Although some preliminary research has been done on the effectiveness of Bionic Reading, the benefits are as yet unproven, and there is no solid evidence to demonstrate an increase in reading speed. However, there are many favourable reviews online, notably from people with ADHD.

Bionic Reading is available as an app from Apple’s App Store and Google Play and as a Chrome extension.

The text "Bionic Reading bolds the first few letters of words to create artificial fixation points" formatted using Bionic Reading, with the first few letters of each word bold.


Another consideration in accessible typography is spacing. In general, increased spacing improves readability by avoiding crowding, but excessive spacing can have the opposite effect.

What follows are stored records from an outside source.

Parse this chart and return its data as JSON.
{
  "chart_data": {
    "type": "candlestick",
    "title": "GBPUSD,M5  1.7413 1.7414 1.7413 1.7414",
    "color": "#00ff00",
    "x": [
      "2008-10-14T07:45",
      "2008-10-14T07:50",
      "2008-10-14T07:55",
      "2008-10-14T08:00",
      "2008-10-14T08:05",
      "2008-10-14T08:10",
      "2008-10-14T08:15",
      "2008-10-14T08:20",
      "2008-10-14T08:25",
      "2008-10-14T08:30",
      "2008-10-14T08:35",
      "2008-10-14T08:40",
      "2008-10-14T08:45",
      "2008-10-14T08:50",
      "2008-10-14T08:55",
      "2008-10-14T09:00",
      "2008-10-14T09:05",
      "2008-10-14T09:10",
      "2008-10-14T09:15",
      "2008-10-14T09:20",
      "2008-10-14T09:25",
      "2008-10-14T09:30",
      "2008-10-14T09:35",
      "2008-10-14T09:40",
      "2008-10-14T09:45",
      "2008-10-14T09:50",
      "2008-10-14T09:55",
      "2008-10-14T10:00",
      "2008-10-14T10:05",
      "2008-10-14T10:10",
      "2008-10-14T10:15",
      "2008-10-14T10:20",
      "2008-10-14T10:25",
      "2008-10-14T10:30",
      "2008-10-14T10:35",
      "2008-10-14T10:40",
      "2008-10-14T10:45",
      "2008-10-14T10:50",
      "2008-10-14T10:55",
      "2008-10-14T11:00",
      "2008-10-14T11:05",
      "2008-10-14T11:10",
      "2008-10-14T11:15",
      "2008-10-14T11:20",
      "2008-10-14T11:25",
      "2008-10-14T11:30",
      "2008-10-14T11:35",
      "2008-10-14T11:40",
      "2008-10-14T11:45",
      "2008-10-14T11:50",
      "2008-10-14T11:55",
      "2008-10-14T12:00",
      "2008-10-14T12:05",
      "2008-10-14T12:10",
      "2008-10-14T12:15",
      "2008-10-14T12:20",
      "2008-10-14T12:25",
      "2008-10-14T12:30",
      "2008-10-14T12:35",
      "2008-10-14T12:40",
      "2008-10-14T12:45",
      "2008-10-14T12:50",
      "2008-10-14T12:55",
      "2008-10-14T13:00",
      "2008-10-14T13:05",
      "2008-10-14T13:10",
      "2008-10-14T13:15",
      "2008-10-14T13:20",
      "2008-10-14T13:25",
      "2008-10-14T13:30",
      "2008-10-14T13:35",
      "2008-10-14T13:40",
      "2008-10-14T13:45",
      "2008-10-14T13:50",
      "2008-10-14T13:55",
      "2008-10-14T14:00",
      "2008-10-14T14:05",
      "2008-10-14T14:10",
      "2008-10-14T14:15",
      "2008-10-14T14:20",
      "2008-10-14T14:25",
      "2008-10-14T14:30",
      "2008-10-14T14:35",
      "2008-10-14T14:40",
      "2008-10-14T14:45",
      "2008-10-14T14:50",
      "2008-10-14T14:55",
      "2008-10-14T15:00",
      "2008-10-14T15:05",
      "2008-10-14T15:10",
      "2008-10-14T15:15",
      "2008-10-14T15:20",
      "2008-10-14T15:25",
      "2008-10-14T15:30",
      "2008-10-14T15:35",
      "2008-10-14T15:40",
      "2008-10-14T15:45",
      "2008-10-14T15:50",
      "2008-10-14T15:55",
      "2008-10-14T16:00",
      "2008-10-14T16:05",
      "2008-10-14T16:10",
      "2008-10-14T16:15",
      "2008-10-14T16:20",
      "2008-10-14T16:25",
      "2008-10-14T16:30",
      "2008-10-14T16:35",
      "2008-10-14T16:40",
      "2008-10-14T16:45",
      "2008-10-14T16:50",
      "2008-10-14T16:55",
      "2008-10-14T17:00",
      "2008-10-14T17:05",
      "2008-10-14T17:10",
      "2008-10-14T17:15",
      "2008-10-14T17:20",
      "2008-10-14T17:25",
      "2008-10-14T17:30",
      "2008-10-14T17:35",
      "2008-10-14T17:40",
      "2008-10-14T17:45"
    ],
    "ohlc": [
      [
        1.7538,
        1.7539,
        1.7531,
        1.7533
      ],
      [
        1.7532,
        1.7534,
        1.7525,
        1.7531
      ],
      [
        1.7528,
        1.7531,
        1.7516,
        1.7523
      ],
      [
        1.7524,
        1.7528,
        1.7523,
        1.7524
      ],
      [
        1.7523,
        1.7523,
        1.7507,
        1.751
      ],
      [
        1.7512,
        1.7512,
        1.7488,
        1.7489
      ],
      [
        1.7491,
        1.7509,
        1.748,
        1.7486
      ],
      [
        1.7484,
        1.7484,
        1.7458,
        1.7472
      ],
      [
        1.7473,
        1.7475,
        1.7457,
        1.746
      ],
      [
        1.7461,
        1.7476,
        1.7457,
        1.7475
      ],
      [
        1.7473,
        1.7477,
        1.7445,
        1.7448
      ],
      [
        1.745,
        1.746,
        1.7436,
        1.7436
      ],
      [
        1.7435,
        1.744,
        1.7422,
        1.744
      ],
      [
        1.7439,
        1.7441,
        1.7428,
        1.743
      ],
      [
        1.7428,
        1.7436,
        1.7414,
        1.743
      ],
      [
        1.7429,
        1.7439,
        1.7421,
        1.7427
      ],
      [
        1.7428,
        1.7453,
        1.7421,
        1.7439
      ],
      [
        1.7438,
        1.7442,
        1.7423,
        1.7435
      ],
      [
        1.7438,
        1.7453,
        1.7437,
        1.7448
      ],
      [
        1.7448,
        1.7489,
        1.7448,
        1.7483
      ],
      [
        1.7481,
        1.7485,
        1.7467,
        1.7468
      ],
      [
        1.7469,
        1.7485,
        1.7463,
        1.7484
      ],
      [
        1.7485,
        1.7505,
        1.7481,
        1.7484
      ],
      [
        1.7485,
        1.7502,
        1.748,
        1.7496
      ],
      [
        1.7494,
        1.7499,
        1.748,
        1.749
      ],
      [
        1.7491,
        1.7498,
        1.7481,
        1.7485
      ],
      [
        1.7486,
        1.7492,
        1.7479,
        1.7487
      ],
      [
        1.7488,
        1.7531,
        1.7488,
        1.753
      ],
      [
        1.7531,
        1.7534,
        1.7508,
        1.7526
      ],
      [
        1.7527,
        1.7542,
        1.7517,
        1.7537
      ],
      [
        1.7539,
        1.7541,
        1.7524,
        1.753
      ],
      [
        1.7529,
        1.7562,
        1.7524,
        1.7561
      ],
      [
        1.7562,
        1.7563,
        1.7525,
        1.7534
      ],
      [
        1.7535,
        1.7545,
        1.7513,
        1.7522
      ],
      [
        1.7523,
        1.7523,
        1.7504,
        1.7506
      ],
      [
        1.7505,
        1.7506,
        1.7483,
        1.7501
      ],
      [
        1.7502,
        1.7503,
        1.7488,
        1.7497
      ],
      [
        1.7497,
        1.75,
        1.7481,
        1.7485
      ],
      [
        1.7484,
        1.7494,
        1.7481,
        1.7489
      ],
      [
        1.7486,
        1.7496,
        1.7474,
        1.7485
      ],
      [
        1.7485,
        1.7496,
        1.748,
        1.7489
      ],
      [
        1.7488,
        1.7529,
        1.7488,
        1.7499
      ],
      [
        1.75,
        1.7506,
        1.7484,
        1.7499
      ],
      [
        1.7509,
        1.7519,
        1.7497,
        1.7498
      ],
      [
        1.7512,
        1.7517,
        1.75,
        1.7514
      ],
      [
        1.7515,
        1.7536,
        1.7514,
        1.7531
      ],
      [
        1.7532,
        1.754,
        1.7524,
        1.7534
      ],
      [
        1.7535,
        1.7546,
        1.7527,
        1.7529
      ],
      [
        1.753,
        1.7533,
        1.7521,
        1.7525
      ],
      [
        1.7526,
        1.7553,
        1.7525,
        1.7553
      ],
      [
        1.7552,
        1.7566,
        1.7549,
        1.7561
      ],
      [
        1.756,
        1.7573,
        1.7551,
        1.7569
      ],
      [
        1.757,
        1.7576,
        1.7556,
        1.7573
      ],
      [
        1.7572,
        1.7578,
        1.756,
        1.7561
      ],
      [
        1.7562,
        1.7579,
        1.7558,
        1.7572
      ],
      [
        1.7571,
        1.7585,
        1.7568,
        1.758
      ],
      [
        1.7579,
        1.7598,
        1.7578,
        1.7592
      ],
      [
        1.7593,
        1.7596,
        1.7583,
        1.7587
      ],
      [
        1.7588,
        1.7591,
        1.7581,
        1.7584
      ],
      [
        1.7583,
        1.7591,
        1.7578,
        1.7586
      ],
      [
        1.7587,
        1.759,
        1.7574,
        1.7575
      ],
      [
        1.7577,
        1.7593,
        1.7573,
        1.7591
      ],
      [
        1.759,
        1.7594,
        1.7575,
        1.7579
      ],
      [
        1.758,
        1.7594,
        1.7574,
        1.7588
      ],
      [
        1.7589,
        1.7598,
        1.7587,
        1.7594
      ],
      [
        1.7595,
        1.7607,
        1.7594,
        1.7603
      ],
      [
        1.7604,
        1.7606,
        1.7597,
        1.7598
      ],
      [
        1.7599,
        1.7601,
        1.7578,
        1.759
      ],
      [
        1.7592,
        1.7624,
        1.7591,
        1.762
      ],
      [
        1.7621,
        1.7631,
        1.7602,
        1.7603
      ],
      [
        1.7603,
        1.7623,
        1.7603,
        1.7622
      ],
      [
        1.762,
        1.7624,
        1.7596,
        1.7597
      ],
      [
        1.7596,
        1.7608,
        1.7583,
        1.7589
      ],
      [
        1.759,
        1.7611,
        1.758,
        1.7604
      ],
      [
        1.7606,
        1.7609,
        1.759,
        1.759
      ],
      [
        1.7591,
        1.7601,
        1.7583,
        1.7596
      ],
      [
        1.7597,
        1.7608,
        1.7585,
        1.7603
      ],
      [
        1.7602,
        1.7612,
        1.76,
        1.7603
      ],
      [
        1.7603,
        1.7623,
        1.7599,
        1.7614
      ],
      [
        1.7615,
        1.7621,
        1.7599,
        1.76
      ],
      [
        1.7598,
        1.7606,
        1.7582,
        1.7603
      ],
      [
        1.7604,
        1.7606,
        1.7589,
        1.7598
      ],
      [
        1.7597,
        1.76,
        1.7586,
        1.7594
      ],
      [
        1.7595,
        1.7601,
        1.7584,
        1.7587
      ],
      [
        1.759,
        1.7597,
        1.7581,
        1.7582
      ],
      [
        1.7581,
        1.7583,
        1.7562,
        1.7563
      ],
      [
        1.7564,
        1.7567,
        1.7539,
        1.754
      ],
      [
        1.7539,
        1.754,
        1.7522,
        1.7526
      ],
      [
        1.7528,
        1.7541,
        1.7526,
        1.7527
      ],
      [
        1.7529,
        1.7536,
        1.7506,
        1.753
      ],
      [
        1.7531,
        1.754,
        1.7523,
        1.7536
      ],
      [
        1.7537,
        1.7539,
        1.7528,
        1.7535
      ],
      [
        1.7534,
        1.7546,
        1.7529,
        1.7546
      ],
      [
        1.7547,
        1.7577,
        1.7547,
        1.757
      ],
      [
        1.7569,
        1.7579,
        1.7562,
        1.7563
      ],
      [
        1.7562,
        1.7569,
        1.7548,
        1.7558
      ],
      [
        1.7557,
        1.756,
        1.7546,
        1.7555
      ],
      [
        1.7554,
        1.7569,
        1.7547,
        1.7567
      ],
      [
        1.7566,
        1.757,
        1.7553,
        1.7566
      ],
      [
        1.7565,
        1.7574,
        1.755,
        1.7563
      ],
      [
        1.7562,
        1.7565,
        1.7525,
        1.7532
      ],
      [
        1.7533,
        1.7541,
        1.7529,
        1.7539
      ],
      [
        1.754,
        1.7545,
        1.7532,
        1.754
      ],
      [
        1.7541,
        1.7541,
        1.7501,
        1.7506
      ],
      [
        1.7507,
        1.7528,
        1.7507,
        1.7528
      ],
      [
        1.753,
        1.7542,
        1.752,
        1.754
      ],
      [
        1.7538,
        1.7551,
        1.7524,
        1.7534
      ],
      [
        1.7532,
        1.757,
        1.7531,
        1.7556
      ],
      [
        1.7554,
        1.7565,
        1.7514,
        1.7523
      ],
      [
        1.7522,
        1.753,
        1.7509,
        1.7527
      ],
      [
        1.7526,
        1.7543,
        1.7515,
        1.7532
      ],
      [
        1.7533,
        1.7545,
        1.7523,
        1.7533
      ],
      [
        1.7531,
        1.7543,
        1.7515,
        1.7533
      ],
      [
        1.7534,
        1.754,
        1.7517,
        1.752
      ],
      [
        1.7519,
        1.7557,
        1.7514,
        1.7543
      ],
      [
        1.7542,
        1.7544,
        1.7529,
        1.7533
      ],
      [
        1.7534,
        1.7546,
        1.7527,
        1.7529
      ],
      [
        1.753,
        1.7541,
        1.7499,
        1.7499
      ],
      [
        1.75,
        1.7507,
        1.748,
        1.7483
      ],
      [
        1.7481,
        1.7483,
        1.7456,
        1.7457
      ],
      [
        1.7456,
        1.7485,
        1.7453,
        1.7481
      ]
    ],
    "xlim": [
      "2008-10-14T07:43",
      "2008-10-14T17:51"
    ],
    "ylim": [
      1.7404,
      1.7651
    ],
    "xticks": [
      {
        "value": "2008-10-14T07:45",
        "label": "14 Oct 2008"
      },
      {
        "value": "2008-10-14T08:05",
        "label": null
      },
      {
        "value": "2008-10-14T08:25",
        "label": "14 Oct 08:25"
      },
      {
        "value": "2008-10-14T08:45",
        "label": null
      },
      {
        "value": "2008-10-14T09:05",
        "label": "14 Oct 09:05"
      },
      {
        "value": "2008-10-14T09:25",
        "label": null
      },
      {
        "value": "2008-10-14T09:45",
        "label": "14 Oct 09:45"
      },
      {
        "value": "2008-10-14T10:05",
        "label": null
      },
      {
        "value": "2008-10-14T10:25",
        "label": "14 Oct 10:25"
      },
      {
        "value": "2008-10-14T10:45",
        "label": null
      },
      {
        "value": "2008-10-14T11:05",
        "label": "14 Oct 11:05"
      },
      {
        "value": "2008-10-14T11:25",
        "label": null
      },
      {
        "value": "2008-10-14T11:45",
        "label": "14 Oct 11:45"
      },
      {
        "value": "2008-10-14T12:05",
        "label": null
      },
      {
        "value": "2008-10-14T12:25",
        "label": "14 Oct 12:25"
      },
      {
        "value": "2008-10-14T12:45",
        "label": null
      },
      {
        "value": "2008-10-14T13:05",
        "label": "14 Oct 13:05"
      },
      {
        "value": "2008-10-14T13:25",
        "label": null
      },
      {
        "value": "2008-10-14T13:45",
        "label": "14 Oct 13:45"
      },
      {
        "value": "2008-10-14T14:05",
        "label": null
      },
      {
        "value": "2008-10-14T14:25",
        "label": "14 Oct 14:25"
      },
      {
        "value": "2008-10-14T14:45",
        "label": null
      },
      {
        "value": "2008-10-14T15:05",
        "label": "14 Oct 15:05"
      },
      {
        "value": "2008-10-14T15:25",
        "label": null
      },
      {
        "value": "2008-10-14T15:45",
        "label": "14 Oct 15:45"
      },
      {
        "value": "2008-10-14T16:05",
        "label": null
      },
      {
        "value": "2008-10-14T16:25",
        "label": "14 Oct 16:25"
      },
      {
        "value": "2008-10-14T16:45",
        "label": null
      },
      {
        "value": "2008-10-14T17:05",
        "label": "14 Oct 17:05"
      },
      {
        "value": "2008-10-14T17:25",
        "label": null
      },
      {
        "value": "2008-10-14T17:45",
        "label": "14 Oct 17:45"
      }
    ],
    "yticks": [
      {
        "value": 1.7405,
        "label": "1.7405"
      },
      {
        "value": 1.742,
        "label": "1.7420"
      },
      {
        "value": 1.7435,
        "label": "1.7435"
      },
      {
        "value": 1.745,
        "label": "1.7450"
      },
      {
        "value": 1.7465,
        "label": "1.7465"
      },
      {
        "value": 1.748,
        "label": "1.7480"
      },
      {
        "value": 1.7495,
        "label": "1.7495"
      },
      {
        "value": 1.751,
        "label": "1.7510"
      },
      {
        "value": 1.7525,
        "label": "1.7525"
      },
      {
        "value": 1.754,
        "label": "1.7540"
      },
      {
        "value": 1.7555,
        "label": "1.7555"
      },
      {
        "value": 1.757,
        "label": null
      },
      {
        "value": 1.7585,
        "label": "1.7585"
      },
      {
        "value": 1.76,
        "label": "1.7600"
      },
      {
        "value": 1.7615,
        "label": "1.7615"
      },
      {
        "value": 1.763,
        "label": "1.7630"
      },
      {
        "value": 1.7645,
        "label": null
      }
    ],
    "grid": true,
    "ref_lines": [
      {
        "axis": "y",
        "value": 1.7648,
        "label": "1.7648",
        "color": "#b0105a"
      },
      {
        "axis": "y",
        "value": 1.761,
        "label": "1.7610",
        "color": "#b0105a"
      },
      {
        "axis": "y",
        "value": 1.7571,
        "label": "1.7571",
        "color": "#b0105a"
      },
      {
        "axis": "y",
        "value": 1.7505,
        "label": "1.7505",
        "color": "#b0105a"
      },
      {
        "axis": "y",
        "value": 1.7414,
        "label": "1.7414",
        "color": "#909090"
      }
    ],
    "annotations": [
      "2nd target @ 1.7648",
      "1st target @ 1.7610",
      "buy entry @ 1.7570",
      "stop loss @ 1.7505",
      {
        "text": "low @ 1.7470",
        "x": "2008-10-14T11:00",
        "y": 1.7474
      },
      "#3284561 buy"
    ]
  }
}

The Dyslexia Style Guide recommends setting character spacing (also called tracking) to around 35% of average letter width, with spacing between words at least 3.5 times the spacing between letters and line spacing proportional to word spacing, ideally around 1.5, or 150%. Justified text, where text is aligned both flush left and flush right, creates unnatural spacing between words, which impedes readability.

Key take-aways

Typeface, formatting, and spacing are all important factors in the readability and accessibility of text. While there are several best practices, reader needs vary, and something that helps one reader may not be beneficial for another. Ultimately, the best approach when creating a document is to use a format that can be modified based on user input, such as a Word document with customizable styles, a reflowable PDF, an ePub, or an HTML web page. This is consistent with accessibility best practices and guidelines, including WCAG 2.1 Success Criterion 1.4.4, which requires that text can be scaled to 200% without the loss of information or functionality, and WCAG 2.1 Success Criterion 1.4.12, which has similar requirements for spacing.